The NHL could opt to fully resume the season, with every team completing 82 games, but that scenario would have its own problems. With each team having between 11 and 14 games remaining and Bettman indicating that teams would need training camps and/or exhibition games to get physically fit again, it would eat month at minimum, maybe even two including the mini-camps, to complete the regular season. Bettman has already confirmed the best-case scenario would be to resume play this summer, so finishing the full regular season could push the playoffs deep into the fall. That’s something the league is willing to stomach – but only to a point. As NHL deputy commissioner Bill Daly explained in an email to The Hockey News on Thursday, it’s a priority to preserve the 2020-21 season, meaning the Stanley Cup would have to be awarded by the end of the 2020 calendar year at the absolute latest. There’s no official drop-dead date for the 2019-20 season, he added, but there’s a range of dates at this point. Finishing the full regular season and then starting the playoffs would likely push the NHL to the edge of its acceptable date range.

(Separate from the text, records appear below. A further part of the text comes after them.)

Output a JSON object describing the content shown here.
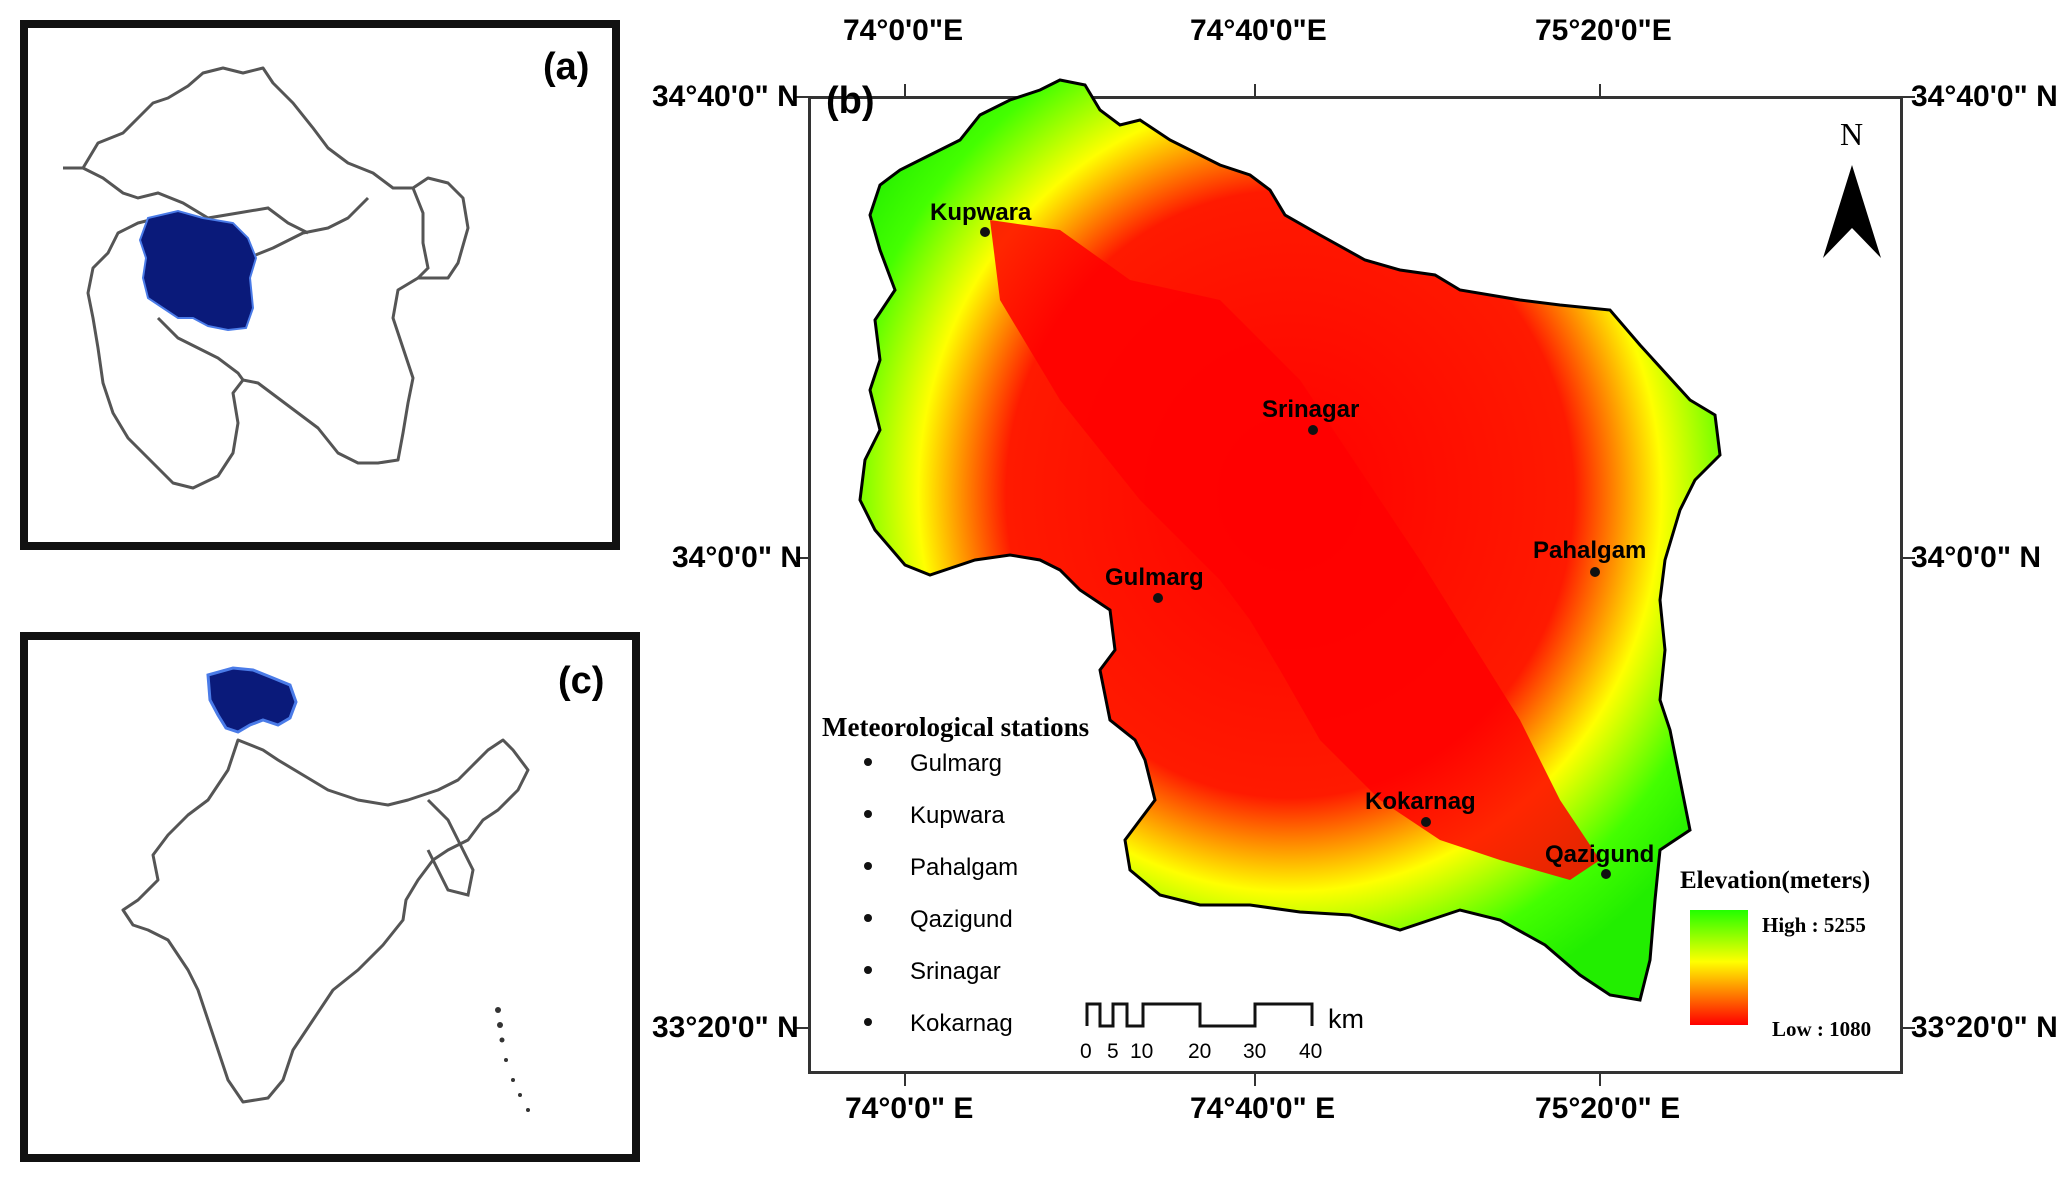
{
  "panels": {
    "a": {
      "label": "(a)"
    },
    "b": {
      "label": "(b)"
    },
    "c": {
      "label": "(c)"
    }
  },
  "coords": {
    "top": [
      "74°0'0\"E",
      "74°40'0\"E",
      "75°20'0\"E"
    ],
    "bottom": [
      "74°0'0\" E",
      "74°40'0\" E",
      "75°20'0\" E"
    ],
    "left": [
      "34°40'0\" N",
      "34°0'0\" N",
      "33°20'0\" N"
    ],
    "right": [
      "34°40'0\" N",
      "34°0'0\" N",
      "33°20'0\" N"
    ]
  },
  "north_arrow": {
    "label": "N"
  },
  "stations_on_map": [
    {
      "name": "Kupwara"
    },
    {
      "name": "Srinagar"
    },
    {
      "name": "Pahalgam"
    },
    {
      "name": "Gulmarg"
    },
    {
      "name": "Kokarnag"
    },
    {
      "name": "Qazigund"
    }
  ],
  "legend_stations": {
    "title": "Meteorological stations",
    "items": [
      "Gulmarg",
      "Kupwara",
      "Pahalgam",
      "Qazigund",
      "Srinagar",
      "Kokarnag"
    ]
  },
  "elevation_legend": {
    "title": "Elevation(meters)",
    "high": "High : 5255",
    "low": "Low : 1080",
    "colors": [
      "#22ff00",
      "#ffff00",
      "#ff0000"
    ]
  },
  "scale_bar": {
    "ticks": [
      "0",
      "5",
      "10",
      "20",
      "30",
      "40"
    ],
    "unit": "km"
  },
  "colors": {
    "region_fill": "#0a1a7a",
    "outline": "#555555"
  }
}
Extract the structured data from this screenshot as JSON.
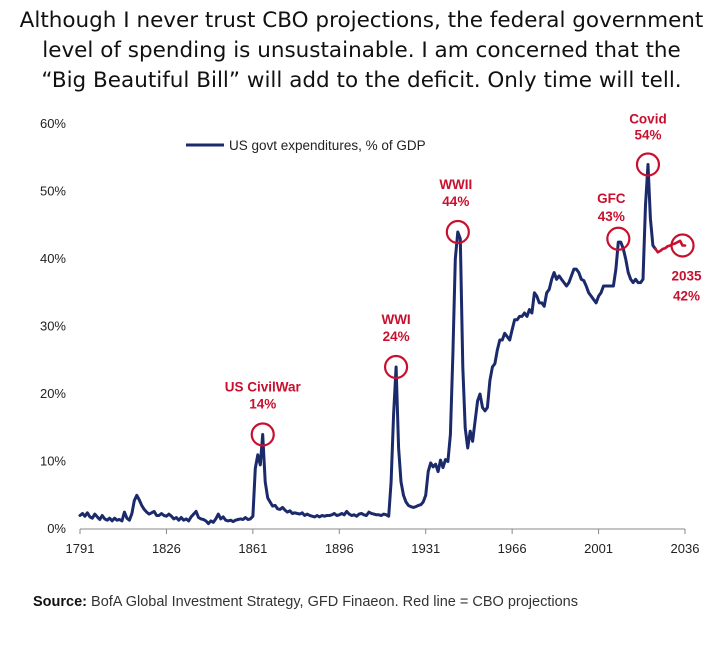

In a finish-the-full-season scenario, it's also debatable whether players from eliminated teams would want to play out their years. Playing games at a neutral site hasn't been ruled out, as Bettman reiterated Wednesday. Dr. Anthony Fauci, U.S. President Donald Trump’s senior health advisor, stated this week he believes sports can happen this year in the NHL, NFL and MLB provided (a) they’re played in empty venues, (b) players are kept in lockdown for the duration and (c) players are tested roughly once a week for COVID-19. The NHL could theoretically follow suit if other major-pro sports in North America opted for this plan. In that scenario, if the NHL fully resumed its season, would players from eliminated teams want to leave their families behind for up to two months? The players would still have bonuses or contracts to play for, but the cons might outweigh the pros.
Perhaps, then, the play-in tournament scenario that has been floated to the NHL already might provide the happy medium the league would need. As outlined last month by Sportsnet’s Chris Johnston, the idea, reportedly believed by “multiple NHL front offices” to be the preferred format, would give the top four teams in each conference byes to the playoffs: Boston, Tampa Bay, Washington, Philadelphia, St. Louis, Colorado, Vegas and Edmonton. It would then put 16 bubble teams in a best-of-three tourney to determine the remaining eight seeds for the post-season tournament, including matchups such as Pittsburgh/Montreal and Calgary/Winnipeg. Since this format would be determined by points percentage, it would erase the problem of teams not all having the same games played. It would also provide the play-in teams with a form of warmup games before the real real thing, and the eight bye teams could get extra practice time in while those best-of-three series were happening. The play-ins wouldn’t eat too much calendar time, meaning we could see the commencement of the Stanley playoffs in the late summer rather than the fall. The stats from play-in games could not count as regular-season play in this scenario, however, as excluding the eliminated teams would skew the results when it came to statistical races, award voting and players’ right to accumulate stats that would be admissible during contract negotiations this off-season. As for the draft lottery, the seven teams not qualifying for the tournament would still be part of it – combined with the eight losers of the play-in round. Then you'd have the traditional 15 teams in the lottery. That's merely a guess, but it would have to play out that way, right?
Would the play-in scenario be ideal? Obviously not, but it might be the best solution. It beats a cancelled season, and it avoids the crammed, rushed blitz that a fully finished season would bring. The play-in tourney would create a unique playoff experience watching 24 teams battle it out on TV over a course of a few months. Would it feel the same as what we’re used to? Of course not, but it sure would be memorable and special. And “special” might be the best tonic to the horrors the world has experienced since January.